CALIFORNIA BRIEF HISTORY (Demographics Table of Contents)

  • United States Settlement

    Most U.S. citizens who went to California before 1840 were sailors, fur trappers, and adventurers. A number of trappers, including James Ohio Pattie and Jedediah Smith, arrived by overland routes from the East, and in 1840 several hundred settlers from the United States lived in California, in addition to several thousand Hispanic, or Spanish-speaking, settlers. United States settlers sent out exaggerated reports of the easy life in California. In the 1840s emigrant parties in the Midwest began to organize for the overland trip to California and other regions along the Pacific Coast.
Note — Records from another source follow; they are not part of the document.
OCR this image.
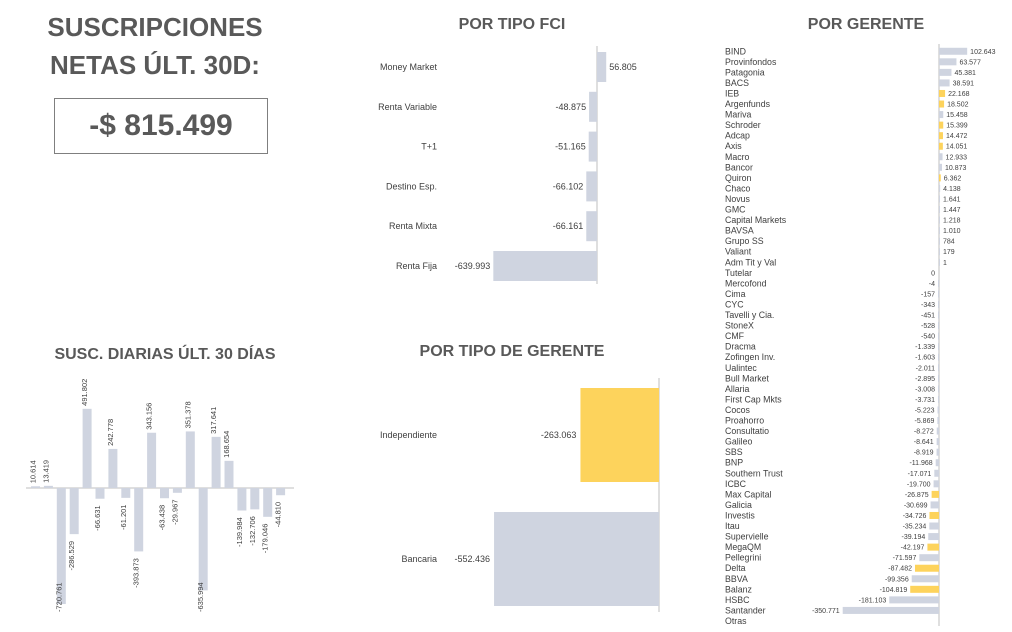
SUSCRIPCIONES
NETAS ÚLT. 30D:
-$ 815.499
SUSC. DIARIAS ÚLT. 30 DÍAS
POR TIPO FCI
POR TIPO DE GERENTE
POR GERENTE
10.614 13.419
-720.761
-286.529
491.802
-66.631
242.778
-61.201
-393.873
343.156
-63.438 -29.967
351.378
-635.994
317.641
168.654
-139.984 -132.706 -179.046
-44.810
Money Market	56.805
Renta Variable	-48.875
T+1	-51.165
Destino Esp.	-66.102
Renta Mixta	-66.161
Renta Fija -639.993
Independiente	-263.063
Bancaria -552.436
BIND	102.643
Provinfondos	63.577
Patagonia	45.381
BACS	38.591
IEB	22.168
Argenfunds	18.502
Mariva	15.458
Schroder	15.399
Adcap	14.472
Axis	14.051
Macro	12.933
Bancor	10.873
Quiron	6.362
Chaco	4.138
Novus	1.641
GMC	1.447
Capital Markets	1.218
BAVSA	1.010
Grupo SS	784
Valiant	179
Adm Tit y Val	1
Tutelar	0
Mercofond	-4
Cima	-157
CYC	-343
Tavelli y Cia.	-451
StoneX	-528
CMF	-540
Dracma	-1.339
Zofingen Inv.	-1.603
Ualintec	-2.011
Bull Market	-2.895
Allaria	-3.008
First Cap Mkts	-3.731
Cocos	-5.223
Proahorro	-5.869
Consultatio	-8.272
Galileo	-8.641
SBS	-8.919
BNP	-11.968
Southern Trust	-17.071
ICBC	-19.700
Max Capital	-26.875
Galicia	-30.699
Investis	-34.726
Itau	-35.234
Supervielle	-39.194
MegaQM	-42.197
Pellegrini	-71.597
Delta	-87.482
BBVA	-99.356
Balanz	-104.819
HSBC	-181.103
Santander	-350.771
Otras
In 1841 John Bidwell and John Bartleson led the first group of settlers overland, and in the next five years about 800 settlers traveled to California over the western portion of the Santa Fe Trail, the Oregon Trail, and the California Trail. These travelers endured a long, arduous trek across plains, deserts, and mountains, and often faced hostile native peoples and bad weather. One group, the Donner party, became stranded in the Sierra Nevada during the winter of 1846 and 1847; some ate dead members of the party to survive.

    Most of the new Californians, many of them farmers, settled in the fertile Sacramento and San Joaquin valleys, rather than along the coast. The Mexican government regarded the United States settlers with hostility and suspicion, fearing that they would encourage the United States to attempt to annex California, but the Mexican government was too weak and divided to expel them.